4. "The microbiota in the actual bowel produces metabolites and they improve the cellular functioning of the colon itself — and they also improve the immunity of the person," Professor Devine stated.
"What epidemiology shows us is that the higher the fibre in the diet and resistant starch, we have lower rates of things like colorectal cancer," he stated.
5. Researchers were asked to plan a two-week diet which would portray what most Australians really feed on. The research by Professor Devine and her colleague Claus Christophersen had put their research to test as a part of an episode of ABC called Ask The Doctor.
6. Forty percent of the dietary energy received by Australians came from discretionary foods, which was high in fats, sugar, was processed and had minimal nutritional value.

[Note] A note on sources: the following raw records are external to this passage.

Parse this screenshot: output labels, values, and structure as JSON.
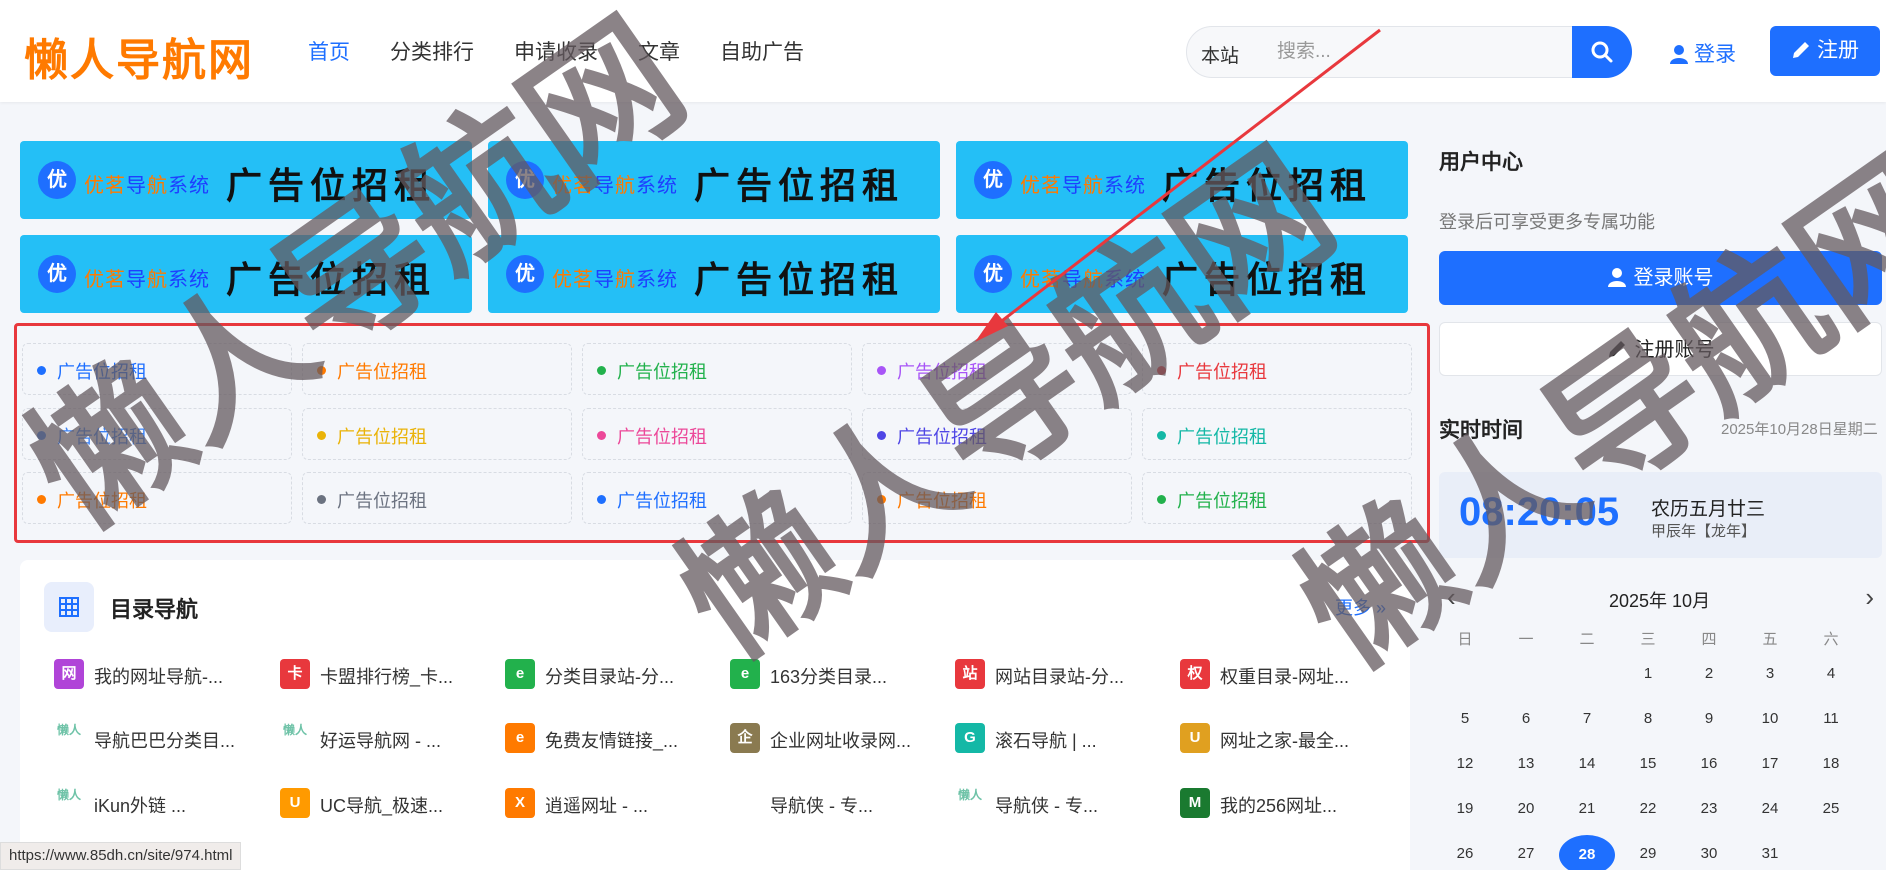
{
  "header": {
    "logo": "懒人导航网",
    "nav": [
      "首页",
      "分类排行",
      "申请收录",
      "文章",
      "自助广告"
    ],
    "search_scope": "本站",
    "search_placeholder": "搜索...",
    "login": "登录",
    "register": "注册"
  },
  "banners": {
    "badge": "优",
    "brand_a": "优茗",
    "brand_b": "导",
    "brand_c": "航",
    "brand_d": "系统",
    "big": "广告位招租"
  },
  "ad_links": [
    {
      "text": "广告位招租",
      "color": "#1e6fff"
    },
    {
      "text": "广告位招租",
      "color": "#ff7a00"
    },
    {
      "text": "广告位招租",
      "color": "#22b14c"
    },
    {
      "text": "广告位招租",
      "color": "#a855f7"
    },
    {
      "text": "广告位招租",
      "color": "#e8383d"
    },
    {
      "text": "广告位招租",
      "color": "#3b82f6"
    },
    {
      "text": "广告位招租",
      "color": "#eab308"
    },
    {
      "text": "广告位招租",
      "color": "#ec4899"
    },
    {
      "text": "广告位招租",
      "color": "#4f46e5"
    },
    {
      "text": "广告位招租",
      "color": "#14b8a6"
    },
    {
      "text": "广告位招租",
      "color": "#ff7a00"
    },
    {
      "text": "广告位招租",
      "color": "#6b7280"
    },
    {
      "text": "广告位招租",
      "color": "#1e6fff"
    },
    {
      "text": "广告位招租",
      "color": "#ff7a00"
    },
    {
      "text": "广告位招租",
      "color": "#22b14c"
    }
  ],
  "directory": {
    "title": "目录导航",
    "more": "更多",
    "items": [
      {
        "text": "我的网址导航-...",
        "icon": "网",
        "color": "#b044d8"
      },
      {
        "text": "卡盟排行榜_卡...",
        "icon": "卡",
        "color": "#e8383d"
      },
      {
        "text": "分类目录站-分...",
        "icon": "e",
        "color": "#22b14c"
      },
      {
        "text": "163分类目录...",
        "icon": "e",
        "color": "#22b14c"
      },
      {
        "text": "网站目录站-分...",
        "icon": "站",
        "color": "#e8383d"
      },
      {
        "text": "权重目录-网址...",
        "icon": "权",
        "color": "#e8383d"
      },
      {
        "text": "导航巴巴分类目...",
        "icon": "懒人",
        "color": "#6fc3a8"
      },
      {
        "text": "好运导航网 - ...",
        "icon": "懒人",
        "color": "#6fc3a8"
      },
      {
        "text": "免费友情链接_...",
        "icon": "e",
        "color": "#ff7a00"
      },
      {
        "text": "企业网址收录网...",
        "icon": "企",
        "color": "#8a7a50"
      },
      {
        "text": "滚石导航 | ...",
        "icon": "G",
        "color": "#14b8a6"
      },
      {
        "text": "网址之家-最全...",
        "icon": "U",
        "color": "#e0a020"
      },
      {
        "text": "iKun外链 ...",
        "icon": "懒人",
        "color": "#6fc3a8"
      },
      {
        "text": "UC导航_极速...",
        "icon": "U",
        "color": "#ff9a00"
      },
      {
        "text": "逍遥网址 - ...",
        "icon": "X",
        "color": "#ff7a00"
      },
      {
        "text": "导航侠 - 专...",
        "icon": "",
        "color": "#ffffff"
      },
      {
        "text": "导航侠 - 专...",
        "icon": "懒人",
        "color": "#6fc3a8"
      },
      {
        "text": "我的256网址...",
        "icon": "M",
        "color": "#1a7a30"
      }
    ]
  },
  "user_center": {
    "title": "用户中心",
    "desc": "登录后可享受更多专属功能",
    "login_btn": "登录账号",
    "register_btn": "注册账号"
  },
  "realtime": {
    "title": "实时时间",
    "date": "2025年10月28日星期二",
    "clock": "08:20:05",
    "lunar": "农历五月廿三",
    "ganzhi": "甲辰年【龙年】"
  },
  "calendar": {
    "month": "2025年 10月",
    "prev": "‹",
    "next": "›",
    "weekdays": [
      "日",
      "一",
      "二",
      "三",
      "四",
      "五",
      "六"
    ],
    "days": [
      "",
      "",
      "",
      "1",
      "2",
      "3",
      "4",
      "5",
      "6",
      "7",
      "8",
      "9",
      "10",
      "11",
      "12",
      "13",
      "14",
      "15",
      "16",
      "17",
      "18",
      "19",
      "20",
      "21",
      "22",
      "23",
      "24",
      "25",
      "26",
      "27",
      "28",
      "29",
      "30",
      "31"
    ],
    "today": "28"
  },
  "status_url": "https://www.85dh.cn/site/974.html",
  "watermark": [
    "懒人导航网",
    "懒人导航网",
    "懒人导航网"
  ],
  "colors": {
    "primary": "#1e6fff",
    "banner": "#24bff6",
    "highlight": "#e8383d",
    "logo": "#ff7a00"
  }
}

"Buckets of chips, wine, beer, burgers," Professor Devine said.
7. Blood, urine and stool samples of the participants were taken by researchers for analysis; the tests were repeated two week after the "typical Australian diet" was followed. After this they followed a high resistant starch diet for two weeks, which comprised of plenty of veggies, cereals, grains, beans which contain resistant starch and fairly less quantity of meat.
"Short chain fatty acid levels went up," Professor Devine said.
"We have designed this diet to be similar to the Australian dietary guidelines, based on the five food groups. But it doesn't include those discretionary foods," Professor Devine said.